In einem Schreiben vom 23. März 1998 beantragte die Beschwerdeführerin, einen Abgabenbetrag von S 673.446,-- nachzusehen, und begründete diesen Antrag in gleicher Weise wie jenen vom 19. November 1997.
Mit Schreiben vom 1. April 1998 fasste die Beschwerdeführerin die Anträge vom 19. November 1997 und 23. März 1998 zusammen und schränkte das Nachsichtbegehren auf S 990.589,-- ein.
Das Finanzamt wies den Antrag mit Bescheid vom 6. April 1998 ab und führte begründend aus, im Nachsichtgesuch seien keine genaue Angaben über die Liquidität des Unternehmens abgegeben worden. Die Möglichkeit der ratenweisen Abstattung sei von der Beschwerdeführerin nicht in Erwägung gezogen worden.
In ihrer dagegen erhobenen Berufung brachte die Beschwerdeführerin vor, sie habe mehrmals telefonisch angeboten, jederzeit notwendige Ergänzungen vorzubringen. Durch die Vorbeileitung der Boni am Unternehmen sei die Eigenkapitalbasis nicht entsprechend aufgebaut worden. Durch die jetzt vorgeschriebenen Steuern werde das Eigenkapital aufgezehrt. Das Unternehmen werde außergewöhnlich hart getroffen, weil für einen zehnjährigen Prüfungszeitraum die Steuer vorgeschrieben werde.
Anlässlich einer persönlichen Vorsprache bei der belangten Behörde brachte der Vertreter der Beschwerdeführerin vor, das Unternehmen habe hohe stille Reserven. Überschuldung läge nicht vor. Die Banken hätten entsprechende Sicherungen. Ein sofortiger Verkauf würde einer Verschleuderung gleichkommen. Für die Beschwerdeführerin sei die Nachsicht notwendig, um den Zinsendienst (S 2,655.000,-- jährlich) leisten zu können.
Die Beschwerdeführerin legte der belangten Behörde mit Schreiben vom 18. Juni 1998 den Bericht über die Prüfung des Jahresabschlusses zum 31. Dezember 1997 vor. Aus diesem ergibt sich u. a., dass mit Verschmelzungsvertrag vom 31. Juli 1997 verschiedene Gesellschaften mit der Beschwerdeführerin als übernehmender Gesellschaft verschmolzen worden sind. Die Eintragung der Verschmelzung in das Firmenbuch erfolgte am 2. September 1997. Die Bankverbindlichkeiten betrugen S 68,970.000,--, die Lieferantenverbindlichkeiten S 37,701.000,--. Das Fremdkapital betrug insgesamt S 122,470.000,--.
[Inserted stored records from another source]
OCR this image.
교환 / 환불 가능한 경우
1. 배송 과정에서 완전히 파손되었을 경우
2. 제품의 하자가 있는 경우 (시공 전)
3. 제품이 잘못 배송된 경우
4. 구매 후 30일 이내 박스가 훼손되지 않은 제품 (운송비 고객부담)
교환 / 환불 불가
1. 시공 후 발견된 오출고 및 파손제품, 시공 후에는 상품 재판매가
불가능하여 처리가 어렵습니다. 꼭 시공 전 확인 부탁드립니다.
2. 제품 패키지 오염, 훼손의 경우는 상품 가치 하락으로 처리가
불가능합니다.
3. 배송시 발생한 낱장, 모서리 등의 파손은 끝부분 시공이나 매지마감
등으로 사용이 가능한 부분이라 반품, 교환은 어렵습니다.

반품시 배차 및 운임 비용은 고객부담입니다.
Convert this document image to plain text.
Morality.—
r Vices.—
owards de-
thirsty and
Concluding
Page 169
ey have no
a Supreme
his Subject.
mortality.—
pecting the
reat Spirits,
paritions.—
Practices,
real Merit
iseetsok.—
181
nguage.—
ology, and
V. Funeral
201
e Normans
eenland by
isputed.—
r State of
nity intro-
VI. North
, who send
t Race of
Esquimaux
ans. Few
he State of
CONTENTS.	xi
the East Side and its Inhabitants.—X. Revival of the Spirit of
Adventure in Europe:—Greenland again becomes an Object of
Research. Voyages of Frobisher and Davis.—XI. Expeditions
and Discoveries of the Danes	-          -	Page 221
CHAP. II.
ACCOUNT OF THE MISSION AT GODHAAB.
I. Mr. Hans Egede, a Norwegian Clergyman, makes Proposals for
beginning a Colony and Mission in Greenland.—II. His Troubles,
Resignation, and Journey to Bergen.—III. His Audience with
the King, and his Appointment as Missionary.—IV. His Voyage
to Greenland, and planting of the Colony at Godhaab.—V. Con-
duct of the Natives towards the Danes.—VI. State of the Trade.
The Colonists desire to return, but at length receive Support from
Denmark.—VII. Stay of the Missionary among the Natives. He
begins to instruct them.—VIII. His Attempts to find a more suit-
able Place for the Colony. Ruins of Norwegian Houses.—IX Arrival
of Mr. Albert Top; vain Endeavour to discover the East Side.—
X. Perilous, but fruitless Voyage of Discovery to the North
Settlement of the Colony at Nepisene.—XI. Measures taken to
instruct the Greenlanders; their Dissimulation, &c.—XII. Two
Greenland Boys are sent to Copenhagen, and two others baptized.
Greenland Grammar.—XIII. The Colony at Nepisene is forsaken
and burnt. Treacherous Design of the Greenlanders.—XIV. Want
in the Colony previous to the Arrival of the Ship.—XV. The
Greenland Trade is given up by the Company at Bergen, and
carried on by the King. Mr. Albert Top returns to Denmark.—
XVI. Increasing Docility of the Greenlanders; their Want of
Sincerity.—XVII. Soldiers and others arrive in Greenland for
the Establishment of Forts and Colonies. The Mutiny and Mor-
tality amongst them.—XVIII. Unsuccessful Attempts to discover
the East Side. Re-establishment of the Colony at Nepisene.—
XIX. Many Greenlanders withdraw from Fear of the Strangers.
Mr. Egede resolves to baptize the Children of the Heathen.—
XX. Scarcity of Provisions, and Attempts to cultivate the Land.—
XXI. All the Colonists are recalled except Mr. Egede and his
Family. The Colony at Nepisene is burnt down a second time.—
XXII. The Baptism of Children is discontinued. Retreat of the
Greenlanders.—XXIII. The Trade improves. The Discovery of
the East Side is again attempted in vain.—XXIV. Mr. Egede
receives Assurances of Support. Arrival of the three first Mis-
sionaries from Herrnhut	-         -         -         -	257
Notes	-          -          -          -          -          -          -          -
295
Mit dem angefochtenen Bescheid wies die belangte Behörde die Berufung als unbegründet ab.
In der Begründung ihres Bescheides führte sie im Wesentlichen aus, eine sachlich bedingte Unbilligkeit sei nicht gegeben, weil das Handeln des zu 49 % beteiligten Gesellschafters und Geschäftsführers R. der Beschwerdeführerin zuzurechnen sei. Aus einem Fehlverhalten ihres Geschäftsführers könne die Beschwerdeführerin keine Unbilligkeit ableiten. Es sei nicht Aufgabe der Abgabennachsicht nach § 236 BAO materielles Abgabenrecht in bestimmten Fällen durch Abgabennachsicht zu korrigieren. Die Steuerfestsetzung sei Auswirkung der allgemeinen Rechtslage. Der Umstand, dass Erträge nicht der Gesellschaft sondern dem geschäftsführenden Gesellschafter zugeflossen seien, bedürfe einer innergesellschaftlichen Regelung. Wie teuer oder preiswert ein Unternehmen Ware einkaufe, sei dem Unternehmerrisiko zuzurechnen und nicht im Rahmen einer Abgabennachsicht zu berücksichtigen.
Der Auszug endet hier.